Osobiście dla mnie celowość takiego rozwiązania jest – delikatnie rzecz ujmując – wątpliwa. Dlaczego tak istotne parametry jak intensywność zabudowy lub jej wysokość mogą być ustalone na szczeblu lokalnym, ale już liczba miejsc parkingowych (a w zasadzie wyłącznie liczba miejsc parkingowych) już nie? Wyjątkowo sprawnie działające lobby producentów kostki brukowej?

A tak bardziej na serio – po pierwsze, co już inni komentatorzy zdaje się zauważyli, budowa miejsc parkingowych wpływa na koszt całej inwestycji na dwóch płaszczyznach. Po pierwsze każdy lokator ma je wliczone do ceny mkw. lokalu i to w znacznym stopniu niezależnie od tego czy je finalnie nabywa czy też nie. Po drugie miejsca parkingowe ograniczają możliwość zagospodarowania działki i ten wpływ jest zgoła nawet większy. Jeśli na danej działce będzie mógł powstać budynek mniejszy efektem będzie wyższa cena mkw. mieszkania. Dodatkowo znacząca część nieruchomości staje się najzwyczajniej ekonomicznie nieopłacalna do zabudowy – ceny mkw. wykraczałyby znacząco powyżej średniej rynkowej dla danego obszaru. Finalnie zaś budowa miejsc parkingowych w tak znacznych liczbach w ścisłej zabudowie śródmiejskiej albo nie jest technicznie możliwa, albo czyni koniecznym wdrażanie złożonych i kosztownych rozwiązań technicznych, np. wielopoziomowych parkingów podziemnych wyposażonych w automatyczne systemy parkowania pojazdów. Pytanie, które należy sobie jednak na wstępie zadać to „czy te miejsca są tak naprawdę potrzebne”?
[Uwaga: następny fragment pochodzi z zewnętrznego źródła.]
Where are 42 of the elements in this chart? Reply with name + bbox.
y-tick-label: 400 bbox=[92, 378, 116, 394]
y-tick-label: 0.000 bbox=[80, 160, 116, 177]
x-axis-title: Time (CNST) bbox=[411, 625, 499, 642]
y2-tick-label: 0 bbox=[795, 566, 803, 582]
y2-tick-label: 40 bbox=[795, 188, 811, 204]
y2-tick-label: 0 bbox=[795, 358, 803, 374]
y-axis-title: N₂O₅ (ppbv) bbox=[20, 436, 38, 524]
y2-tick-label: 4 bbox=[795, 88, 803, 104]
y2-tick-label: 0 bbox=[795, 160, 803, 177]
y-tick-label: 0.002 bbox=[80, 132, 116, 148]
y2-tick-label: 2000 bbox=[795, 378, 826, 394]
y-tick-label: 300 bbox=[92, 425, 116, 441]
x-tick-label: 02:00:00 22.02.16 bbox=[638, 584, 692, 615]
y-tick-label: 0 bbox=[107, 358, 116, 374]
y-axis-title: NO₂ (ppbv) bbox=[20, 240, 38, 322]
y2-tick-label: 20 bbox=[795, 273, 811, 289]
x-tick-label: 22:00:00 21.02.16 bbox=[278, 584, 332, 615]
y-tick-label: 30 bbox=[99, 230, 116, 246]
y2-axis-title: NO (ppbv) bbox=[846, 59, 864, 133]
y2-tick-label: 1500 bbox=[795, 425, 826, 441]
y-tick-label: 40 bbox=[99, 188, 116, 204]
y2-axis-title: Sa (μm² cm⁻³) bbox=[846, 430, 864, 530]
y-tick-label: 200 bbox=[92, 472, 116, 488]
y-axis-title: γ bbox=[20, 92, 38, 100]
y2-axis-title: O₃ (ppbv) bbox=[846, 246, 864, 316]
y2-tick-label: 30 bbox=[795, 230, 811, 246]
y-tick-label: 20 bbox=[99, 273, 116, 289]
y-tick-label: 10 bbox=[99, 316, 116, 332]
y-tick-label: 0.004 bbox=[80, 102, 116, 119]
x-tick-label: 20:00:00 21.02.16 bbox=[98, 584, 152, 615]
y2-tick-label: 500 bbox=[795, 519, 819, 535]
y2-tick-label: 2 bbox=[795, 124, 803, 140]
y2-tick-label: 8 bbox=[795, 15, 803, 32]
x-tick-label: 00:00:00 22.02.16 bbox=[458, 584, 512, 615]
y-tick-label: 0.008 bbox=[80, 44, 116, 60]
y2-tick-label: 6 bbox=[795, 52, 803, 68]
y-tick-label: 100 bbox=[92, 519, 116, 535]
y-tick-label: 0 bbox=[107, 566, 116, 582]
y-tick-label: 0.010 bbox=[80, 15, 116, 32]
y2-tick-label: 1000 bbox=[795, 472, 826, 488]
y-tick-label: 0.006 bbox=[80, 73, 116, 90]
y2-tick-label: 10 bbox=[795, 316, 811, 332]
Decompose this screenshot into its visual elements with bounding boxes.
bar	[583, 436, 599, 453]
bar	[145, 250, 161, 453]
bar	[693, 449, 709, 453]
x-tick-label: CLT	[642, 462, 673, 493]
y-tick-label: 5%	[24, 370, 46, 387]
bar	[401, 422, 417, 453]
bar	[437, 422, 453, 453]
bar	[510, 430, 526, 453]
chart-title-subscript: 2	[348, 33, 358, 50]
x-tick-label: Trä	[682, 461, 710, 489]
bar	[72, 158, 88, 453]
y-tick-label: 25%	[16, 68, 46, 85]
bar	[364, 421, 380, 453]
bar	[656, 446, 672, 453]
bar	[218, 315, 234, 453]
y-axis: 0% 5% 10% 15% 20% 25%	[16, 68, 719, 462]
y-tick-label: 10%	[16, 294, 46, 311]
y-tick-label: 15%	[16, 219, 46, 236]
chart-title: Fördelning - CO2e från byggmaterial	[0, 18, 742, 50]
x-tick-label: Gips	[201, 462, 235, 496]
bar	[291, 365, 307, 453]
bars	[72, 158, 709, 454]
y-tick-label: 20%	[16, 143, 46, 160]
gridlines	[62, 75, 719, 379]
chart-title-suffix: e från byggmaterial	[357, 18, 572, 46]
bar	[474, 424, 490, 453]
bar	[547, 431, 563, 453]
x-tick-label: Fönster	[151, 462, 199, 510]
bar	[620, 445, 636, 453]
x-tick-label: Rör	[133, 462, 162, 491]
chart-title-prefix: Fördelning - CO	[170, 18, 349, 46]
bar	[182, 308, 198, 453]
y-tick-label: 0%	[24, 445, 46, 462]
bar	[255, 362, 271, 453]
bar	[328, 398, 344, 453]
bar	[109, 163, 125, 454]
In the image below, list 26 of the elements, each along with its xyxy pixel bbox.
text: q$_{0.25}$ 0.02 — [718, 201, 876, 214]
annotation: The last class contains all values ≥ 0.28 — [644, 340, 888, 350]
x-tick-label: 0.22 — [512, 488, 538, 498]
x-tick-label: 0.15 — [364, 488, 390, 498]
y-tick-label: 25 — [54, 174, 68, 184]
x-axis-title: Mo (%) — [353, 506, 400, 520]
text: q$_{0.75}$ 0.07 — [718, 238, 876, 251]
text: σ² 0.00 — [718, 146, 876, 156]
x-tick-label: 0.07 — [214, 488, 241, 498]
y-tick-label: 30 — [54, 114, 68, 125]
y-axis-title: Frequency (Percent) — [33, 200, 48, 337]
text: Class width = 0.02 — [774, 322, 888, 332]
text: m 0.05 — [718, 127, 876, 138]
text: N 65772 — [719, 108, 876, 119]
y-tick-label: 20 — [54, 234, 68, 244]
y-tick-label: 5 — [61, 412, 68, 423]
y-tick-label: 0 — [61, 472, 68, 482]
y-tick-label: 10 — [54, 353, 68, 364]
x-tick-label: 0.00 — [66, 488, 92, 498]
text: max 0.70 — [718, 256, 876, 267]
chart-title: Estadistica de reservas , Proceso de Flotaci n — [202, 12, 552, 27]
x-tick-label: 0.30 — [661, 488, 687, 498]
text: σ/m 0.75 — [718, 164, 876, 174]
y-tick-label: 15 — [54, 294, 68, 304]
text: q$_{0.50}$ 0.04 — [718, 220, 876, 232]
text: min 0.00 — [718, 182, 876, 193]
Nie będę tu lansował jakiegokolwiek ze skrajnych poglądów i spróbuję wyważyć odpowiedź – i tak i nie. Jeśli weźmiemy pod uwagę zmieniający się model funkcjonowania mieszkańców dużych aglomeracji takie liczby miejsc postojowych mogą okazać się najzwyczajniej zbędne, niemniej analogiczne inwestycje nie w wysoce zurbanizowanej strefie śródmiejskiej, ale na terenach podmiejskich mogą miejsc postojowych potrzebować nawet więcej niż 1,5/lokal. Pomysł, by decyzyjność scedować na samorządy podobnie jak możliwość ustalenia na gruncie specustawy i dla realizacji w trybie „standardowym” standardów urbanistycznych – w końcu kto ma lepiej znać warunki lokalne niż samorząd? I temu, a nie wspieraniu patodeweloperki ma służyć proponowana zmiana.